Evaluation of an O-antigen ELISA for screening cattle herds for Salmonella typhimurium.

A total of 2585 serum samples from 62 dairy herds located in four different regions of Denmark were tested in an O-antigen (0:1,4,5,12)-based ELISA for the detection of antibodies against Salmonella typhimurium. Ten closed herds from an island with no reported occurrence of salmonellosis for several years, and 12 herds from a salmonella enzootic area which had had clinical outbreaks of S typhimurium were used to define a herd ELISA cut-off value.
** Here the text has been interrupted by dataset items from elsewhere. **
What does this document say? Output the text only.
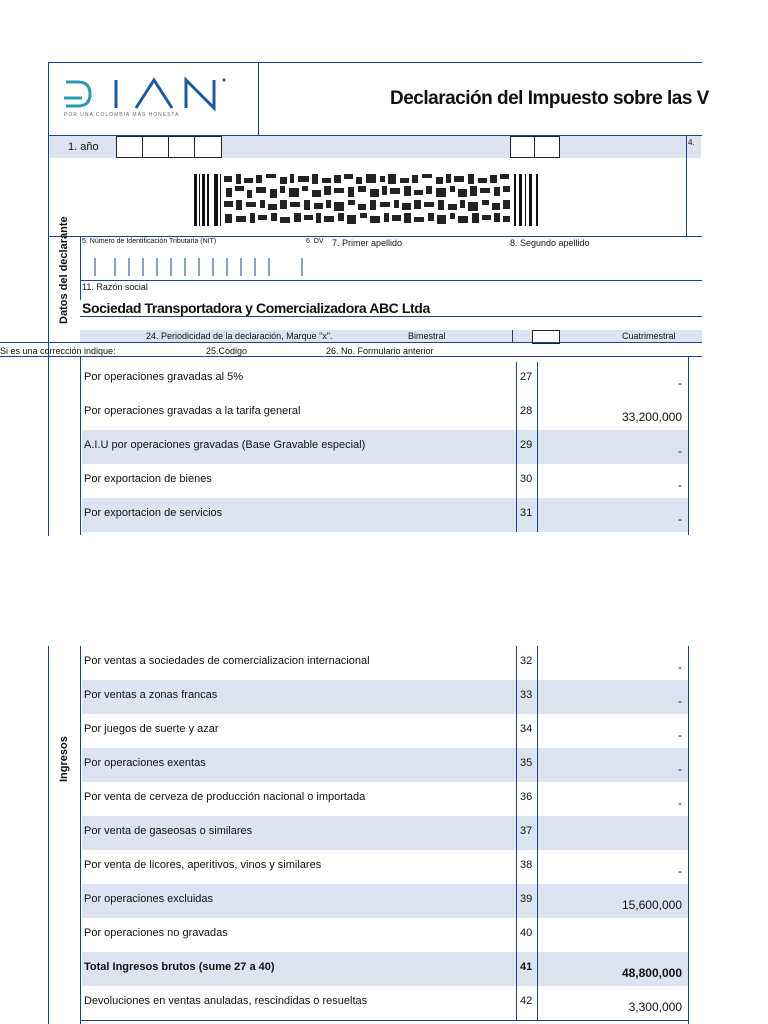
POR UNA COLOMBIA MÁS HONESTA
Declaración del Impuesto sobre las V
1. año	4.
Datos del declarante 5. Número de Identificación Tributaria (NIT)	6. DV 7. Primer apellido	8. Segundo apellido
11. Razón social
Sociedad Transportadora y Comercializadora ABC Ltda
24. Periodicidad de la declaración, Marque "x".	Bimestral	Cuatrimestral
Si es una corrección indique:	25.Código	26. No. Formulario anterior
Por operaciones gravadas al 5%	27	-
Por operaciones gravadas a la tarifa general	28	33,200,000
A.I.U por operaciones gravadas (Base Gravable especial)	29	-
Por exportacion de bienes	30	-
Por exportacion de servicios	31	-
Ingresos
Por ventas a sociedades de comercializacion internacional	32	-
Por ventas a zonas francas	33	-
Por juegos de suerte y azar	34	-
Por operaciones exentas	35	-
Por venta de cerveza de producción nacional o importada	36	-
Por venta de gaseosas o similares	37
Por venta de licores, aperitivos, vinos y similares	38	-
Por operaciones excluidas	39	15,600,000
Por operaciones no gravadas	40
Total Ingresos brutos (sume 27 a 40)	41	48,800,000
Devoluciones en ventas anuladas, rescindidas o resueltas	42	3,300,000
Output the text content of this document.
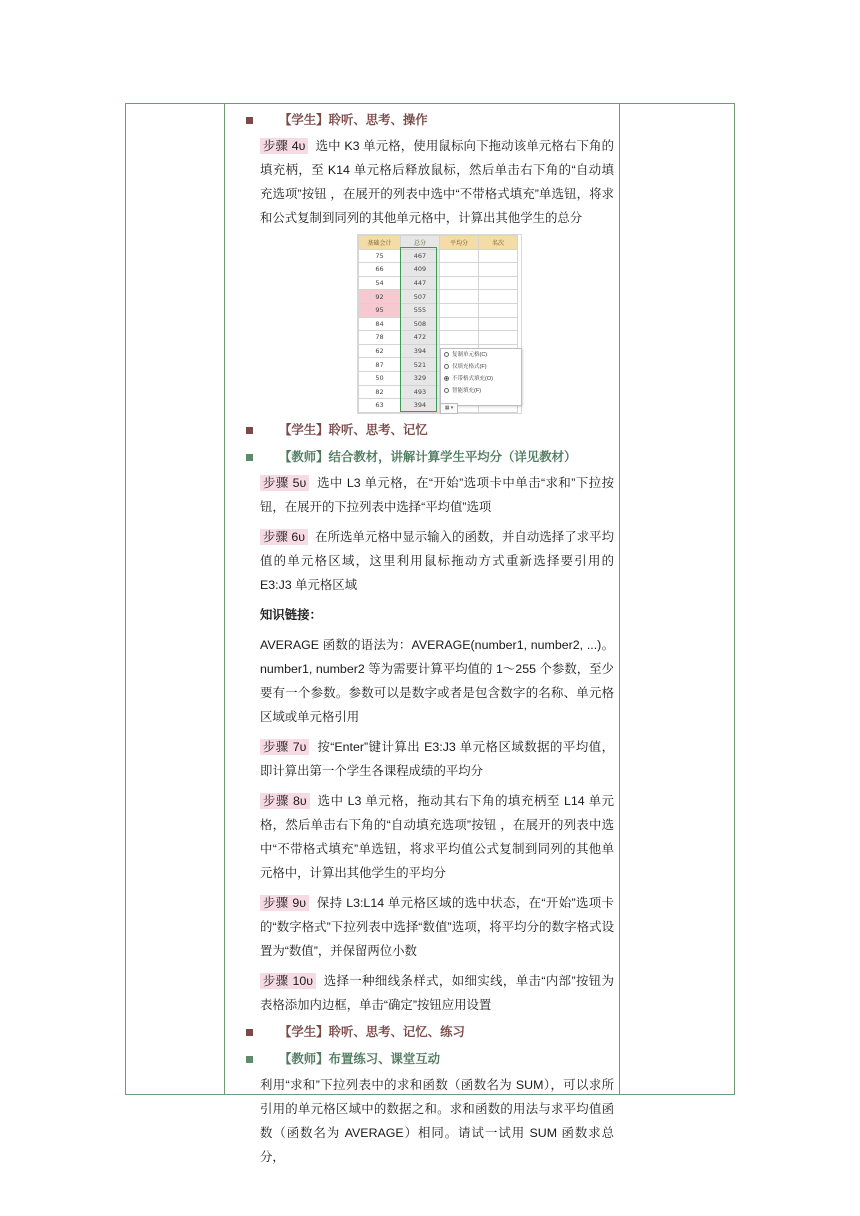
【学生】聆听、思考、操作

步骤 4υ 选中 K3 单元格，使用鼠标向下拖动该单元格右下角的填充柄，至 K14 单元格后释放鼠标，然后单击右下角的“自动填充选项”按钮 ，在展开的列表中选中“不带格式填充”单选钮，将求和公式复制到同列的其他单元格中，计算出其他学生的总分

基础会计	总分	平均分	名次
75	467		
66	409		
54	447		
92	507		
95	555		
84	508		
78	472		
62	394		
87	521		
50	329		
82	493		
63	394		
复制单元格(C)
仅填充格式(F)
不带格式填充(O)
智能填充(F)
▦ ▾
【学生】聆听、思考、记忆
【教师】结合教材，讲解计算学生平均分（详见教材）

步骤 5υ 选中 L3 单元格，在“开始”选项卡中单击“求和”下拉按钮，在展开的下拉列表中选择“平均值”选项

步骤 6υ 在所选单元格中显示输入的函数，并自动选择了求平均值的单元格区域，这里利用鼠标拖动方式重新选择要引用的 E3:J3 单元格区域

知识链接：

AVERAGE 函数的语法为：AVERAGE(number1, number2, ...)。number1, number2 等为需要计算平均值的 1～255 个参数，至少要有一个参数。参数可以是数字或者是包含数字的名称、单元格区域或单元格引用

步骤 7υ 按“Enter”键计算出 E3:J3 单元格区域数据的平均值，即计算出第一个学生各课程成绩的平均分

步骤 8υ 选中 L3 单元格，拖动其右下角的填充柄至 L14 单元格，然后单击右下角的“自动填充选项”按钮 ，在展开的列表中选中“不带格式填充”单选钮，将求平均值公式复制到同列的其他单元格中，计算出其他学生的平均分

步骤 9υ 保持 L3:L14 单元格区域的选中状态，在“开始”选项卡的“数字格式”下拉列表中选择“数值”选项，将平均分的数字格式设置为“数值”，并保留两位小数

步骤 10υ 选择一种细线条样式，如细实线，单击“内部”按钮为表格添加内边框，单击“确定”按钮应用设置

【学生】聆听、思考、记忆、练习
【教师】布置练习、课堂互动

利用“求和”下拉列表中的求和函数（函数名为 SUM），可以求所引用的单元格区域中的数据之和。求和函数的用法与求平均值函数（函数名为 AVERAGE）相同。请试一试用 SUM 函数求总分，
When herds with at least 5 per cent of the serum samples having an optical density of > 0.5 were considered ELISA-positive, all 10 herds from the salmonellosis-free island were ELISA-negative, and all but one of the 12 S typhimurium-infected herds were ELISA-positive, which resulted in a herd test sensitivity of 0.92 and herd test specificity of 1.0. Eleven of the 12 S typhimurium-infected herds were negative in a blocking ELISA based on a monoclonal antibody to the 0:9 antigen of the serogroup D salmonellas, indicating the possibility of rapid serogroup-specific screening of herds by means of these two tests. Ten other randomly selected herds with clinical outbreaks of S dublin were all, to a large extent, positive in the 0:1,4,5,12-ELISA, whereas a S dublin (0:1,9,12)-ELISA described previously appeared to be more serogroup D-specific. Thus, the 0:1,4,5,12-ELISA appears to be useful for detecting herd infections with S typhimurium, and positive reactions may be further discriminated by the serogroup D-specific ELISA.